El empate del Pirata y luego el penal errado por el propio Pavone fueron los dos golpes que el boxeador que llegaba al último round entero y en buena forma le dio al otro, el famoso, el que tenía al público de su lado pero llegaba maltrecho, dolorido, falto de confianza y sabiendo que el primer nocaut de su historia lo esperaba al final del camino, cuchillo y tenedor en las manos y servilleta al cuello, como el Coyote esperaba al Correcaminos.

EXORCISMO

Escribo este post para exorcizar un poco (otro poco, poco a poco) mi dolor personal. En realidad, tenía ganas de escribir un post sobre fútbol desde hace mucho, ya no recuerdo desde cuándo, ya no recuerdo por qué. No lo hacía porque la dinámica del campeonato me había llevado a esa situación de angustia, y esperé con la ilusión de poder escribirlo cuando el peligro por fin hubiera pasado. Obviamente, no pasó.

Solo ahora, dos meses después del descenso, después del Tano Pasman y de los españoles que todavía hoy siguen preguntándome si vi el video del Tano Pasman (respuesta: lo empecé a ver no bien comenzó a circular por internet, pero no pasé del minuto 2, no seguí viéndolo porque me sentía muy identificado, yo lo vi igual que él, solo que sin gritos, lo sufrí igual que él, yo a mi manera también soy el Tano Pasman), después del comienzo del campeonato de Primera sin River, después del estreno de River en el Nacional B (la voz del Monumental anunciando en el partido contra Chacarita: «Campeonato Nacional, primera fecha», porque esa letrita mejor no pronunciarla…), después de no poder empezar a armar el equipo de El Gran DT como siempre, o sea: viendo cuáles eran los tres jugadores de River que iba a poner… Solo ahora, decía, después de todo eso, puedo escribir este post.

PARA ENTENDER LA OBSESIÓN

Empecé a leer Fever Pitch, el libro sobre fútbol de Nick Hornby (publicado en español con el título de Fiebre en las gradas), que me recomendaba un amigo en uno de los comentarios del post anterior (un post sobre coincidencias en el que se producía la coincidencia de que un amigo me recomendara un libro que yo acababa de comprarme).

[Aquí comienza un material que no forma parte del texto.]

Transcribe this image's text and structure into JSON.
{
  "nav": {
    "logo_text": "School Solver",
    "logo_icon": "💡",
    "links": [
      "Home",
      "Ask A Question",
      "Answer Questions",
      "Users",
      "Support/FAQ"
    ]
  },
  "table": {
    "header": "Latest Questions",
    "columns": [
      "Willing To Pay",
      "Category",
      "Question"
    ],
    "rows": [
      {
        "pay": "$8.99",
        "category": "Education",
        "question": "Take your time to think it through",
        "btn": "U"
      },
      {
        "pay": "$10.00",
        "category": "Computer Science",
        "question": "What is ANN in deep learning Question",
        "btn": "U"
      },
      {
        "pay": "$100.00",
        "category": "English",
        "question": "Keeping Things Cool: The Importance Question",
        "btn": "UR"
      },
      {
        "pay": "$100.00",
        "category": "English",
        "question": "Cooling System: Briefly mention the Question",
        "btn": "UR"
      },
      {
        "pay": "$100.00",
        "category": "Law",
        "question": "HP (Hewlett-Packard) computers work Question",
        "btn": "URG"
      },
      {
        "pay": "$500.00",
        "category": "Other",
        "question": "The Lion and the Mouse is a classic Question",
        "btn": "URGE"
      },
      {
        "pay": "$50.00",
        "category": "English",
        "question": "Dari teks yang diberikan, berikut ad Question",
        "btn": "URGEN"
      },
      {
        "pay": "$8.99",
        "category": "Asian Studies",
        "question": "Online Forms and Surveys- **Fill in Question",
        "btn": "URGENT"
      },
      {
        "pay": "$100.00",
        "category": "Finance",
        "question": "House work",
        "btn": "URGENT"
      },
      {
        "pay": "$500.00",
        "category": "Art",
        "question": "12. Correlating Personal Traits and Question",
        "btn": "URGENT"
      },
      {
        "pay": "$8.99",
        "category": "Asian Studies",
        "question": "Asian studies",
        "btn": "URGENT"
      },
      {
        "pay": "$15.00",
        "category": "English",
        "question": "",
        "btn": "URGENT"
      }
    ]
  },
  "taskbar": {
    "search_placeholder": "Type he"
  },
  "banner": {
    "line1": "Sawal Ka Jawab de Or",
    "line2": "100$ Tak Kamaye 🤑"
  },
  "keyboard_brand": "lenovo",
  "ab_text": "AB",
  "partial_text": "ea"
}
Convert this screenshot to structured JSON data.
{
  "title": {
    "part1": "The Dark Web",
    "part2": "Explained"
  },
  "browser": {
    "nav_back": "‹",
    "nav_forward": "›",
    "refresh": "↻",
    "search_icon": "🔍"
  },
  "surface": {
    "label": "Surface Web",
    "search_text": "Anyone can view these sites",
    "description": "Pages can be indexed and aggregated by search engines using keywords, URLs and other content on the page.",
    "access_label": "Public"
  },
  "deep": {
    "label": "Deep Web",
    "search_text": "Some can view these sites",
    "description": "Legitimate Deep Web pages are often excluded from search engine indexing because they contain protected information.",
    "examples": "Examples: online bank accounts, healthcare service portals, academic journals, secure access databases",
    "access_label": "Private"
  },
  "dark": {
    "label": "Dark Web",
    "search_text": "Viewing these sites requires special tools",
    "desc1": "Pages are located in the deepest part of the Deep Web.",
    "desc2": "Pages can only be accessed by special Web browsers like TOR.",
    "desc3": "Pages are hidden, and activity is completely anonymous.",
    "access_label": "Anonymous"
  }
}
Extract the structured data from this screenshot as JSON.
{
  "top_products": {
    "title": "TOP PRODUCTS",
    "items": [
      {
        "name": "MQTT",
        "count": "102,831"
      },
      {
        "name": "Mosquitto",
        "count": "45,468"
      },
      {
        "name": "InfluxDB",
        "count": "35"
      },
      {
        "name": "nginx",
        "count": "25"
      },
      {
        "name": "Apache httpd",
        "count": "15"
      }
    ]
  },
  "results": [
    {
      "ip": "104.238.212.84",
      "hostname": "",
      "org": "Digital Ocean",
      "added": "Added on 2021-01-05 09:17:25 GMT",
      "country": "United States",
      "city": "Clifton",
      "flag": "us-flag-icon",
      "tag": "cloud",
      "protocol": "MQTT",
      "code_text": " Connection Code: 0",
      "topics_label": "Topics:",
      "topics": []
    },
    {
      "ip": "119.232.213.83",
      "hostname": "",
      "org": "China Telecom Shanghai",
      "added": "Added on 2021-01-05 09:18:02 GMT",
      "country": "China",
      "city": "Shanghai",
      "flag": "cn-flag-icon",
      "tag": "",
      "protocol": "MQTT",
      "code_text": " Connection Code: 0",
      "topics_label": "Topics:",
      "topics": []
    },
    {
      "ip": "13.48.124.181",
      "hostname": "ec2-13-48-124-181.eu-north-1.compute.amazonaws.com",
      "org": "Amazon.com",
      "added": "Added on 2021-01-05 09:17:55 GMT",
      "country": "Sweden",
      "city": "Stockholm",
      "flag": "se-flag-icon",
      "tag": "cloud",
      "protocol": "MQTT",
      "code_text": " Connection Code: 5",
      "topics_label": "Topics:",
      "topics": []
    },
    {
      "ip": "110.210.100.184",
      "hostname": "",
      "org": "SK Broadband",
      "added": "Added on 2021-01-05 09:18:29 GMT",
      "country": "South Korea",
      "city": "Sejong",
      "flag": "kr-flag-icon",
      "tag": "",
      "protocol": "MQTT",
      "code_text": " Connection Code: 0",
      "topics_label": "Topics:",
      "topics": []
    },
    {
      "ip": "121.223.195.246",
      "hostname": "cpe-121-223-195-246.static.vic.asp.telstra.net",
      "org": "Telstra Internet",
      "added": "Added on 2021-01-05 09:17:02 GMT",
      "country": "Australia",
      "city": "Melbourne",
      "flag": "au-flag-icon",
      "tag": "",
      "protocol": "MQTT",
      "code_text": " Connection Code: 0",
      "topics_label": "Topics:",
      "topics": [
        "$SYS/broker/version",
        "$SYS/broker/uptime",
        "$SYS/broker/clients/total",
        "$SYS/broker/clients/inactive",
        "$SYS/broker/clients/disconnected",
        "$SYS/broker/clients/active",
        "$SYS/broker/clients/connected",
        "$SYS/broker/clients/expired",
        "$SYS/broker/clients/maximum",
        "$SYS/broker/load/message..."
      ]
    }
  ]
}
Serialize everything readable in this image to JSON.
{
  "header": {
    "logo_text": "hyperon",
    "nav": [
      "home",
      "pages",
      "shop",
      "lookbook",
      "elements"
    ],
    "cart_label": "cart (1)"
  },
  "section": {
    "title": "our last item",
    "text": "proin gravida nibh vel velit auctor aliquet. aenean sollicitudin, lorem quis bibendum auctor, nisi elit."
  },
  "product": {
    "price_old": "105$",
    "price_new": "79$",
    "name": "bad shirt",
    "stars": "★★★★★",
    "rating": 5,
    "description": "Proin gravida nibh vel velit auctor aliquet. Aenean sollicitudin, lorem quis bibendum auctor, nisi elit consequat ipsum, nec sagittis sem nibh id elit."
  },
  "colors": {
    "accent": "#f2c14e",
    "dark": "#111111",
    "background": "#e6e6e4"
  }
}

Hornby habla de su relación con el fútbol, y en particular con su equipo, el Arsenal. «Fever Pitch es un intento de entender mi obsesión —afirma, y luego se pregunta: —¿Por qué la relación [con el Arsenal] que empezó como un flechazo escolar me ha hecho sufrir durante casi un cuarto de siglo, más que cualquier otra relación que yo haya establecido por mi propia voluntad?» Es lo que nos pasa, lo que los argentinos resumimos en la frase: «Se puede cambiar de casa, de pareja, de país, de religión, de todo lo que quieras, pero de lo único que no se puede cambiar es de equipo de fútbol» (y si en este momento, lector o lectora, te viene a la mente alguien que conozcas que haya cambiado de equipo siendo mayor de 6 años de edad, te aseguro que esa persona no se merece ningún respeto).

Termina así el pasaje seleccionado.